David Rose (journalist)

David Rose (born 21 July 1959) is a British author and investigative journalist. He is a contributing editor with Vanity Fair and a special investigations writer for The Mail on Sunday. His interests include human rights, miscarriages of justice, the death penalty, racism, the war on terror, politics, energy policy and climate change. He is the author of six non-fiction books and a novel, Taking Morgan, a thriller set in Washington, Oxford, Tel Aviv and Gaza, published by Quartet in 2014. He was named News Reporter of the Year in the Society of Editors British Press Awards for 2015.[1][2] However, his journalism on climate has been criticised by climate scientists and environmentalists for an over-reliance on unsound and unscientific sources and has been censured by Independent Press Standards Organisation (IPSO).

Early life and career

Rose was born in London on 21 July 1959. He read history at Magdalen College, Oxford, and earned a first class honours degree in 1981.

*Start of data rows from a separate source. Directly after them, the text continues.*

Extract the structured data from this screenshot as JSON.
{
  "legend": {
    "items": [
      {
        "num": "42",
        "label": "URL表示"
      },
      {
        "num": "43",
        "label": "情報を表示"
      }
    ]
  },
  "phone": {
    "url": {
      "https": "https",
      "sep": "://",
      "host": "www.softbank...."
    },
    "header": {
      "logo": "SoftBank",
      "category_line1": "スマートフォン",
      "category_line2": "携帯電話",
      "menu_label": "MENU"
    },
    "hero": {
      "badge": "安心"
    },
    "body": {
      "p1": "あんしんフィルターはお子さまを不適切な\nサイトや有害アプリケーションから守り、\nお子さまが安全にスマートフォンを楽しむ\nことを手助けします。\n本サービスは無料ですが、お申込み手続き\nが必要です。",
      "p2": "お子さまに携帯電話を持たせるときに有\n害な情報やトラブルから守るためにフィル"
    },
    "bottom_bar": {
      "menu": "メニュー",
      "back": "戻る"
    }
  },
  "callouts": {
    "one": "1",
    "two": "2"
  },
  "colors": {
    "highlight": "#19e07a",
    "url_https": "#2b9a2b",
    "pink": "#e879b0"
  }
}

Rose's first job was as a reporter with the London magazine Time Out, 1981–4. He then worked successively on the staffs on The Guardian, The Observer and BBC current affairs television.

At the BBC

While at the BBC he researched, wrote and reported a major series on espionage during the Cold War, The Spying Game, exposing the octogenarian Melita Norwood as a Soviet spy who gave the Russians critical technology enabling them to build their first atomic weapon.[3] Norwood admitted and justified her activity in an interview with Rose, saying she gave up the secrets she acquired through the course of her work at a top-secret British research establishment because she wanted to help the Soviet system.[4] Rose left the BBC to become a freelance writer in 2000.

Journalism

In 2002 he became a Vanity Fair contributing editor, and in 2008 a special investigations writer for The Mail on Sunday. He is a winner of the Royal Institute of International Affairs David Watt Memorial Prize.[5] In 2013, a poll of investigative reporters organised by the UK Press Gazette named him among the top ten practitioners of his trade.[6]

Miscarriages of justice

Investigating wrongful convictions has been a frequent theme of David Rose's career. After the trial of the three men convicted of murdering Police Constable Keith Blakelock in the Broadwater Farm riot in 1987, he wrote many articles challenging their convictions and life sentences, working closely with their lawyers. This led to their successful appeals in 1991, and became the subject of his book A Climate of Fear (1992).[7] Rose has repeatedly drawn attention to the dangers of wrongful convictions for historic sex abuse, beginning with the BBC Panorama programme which he reported and wrote, In the Name of the Children (2000).[8]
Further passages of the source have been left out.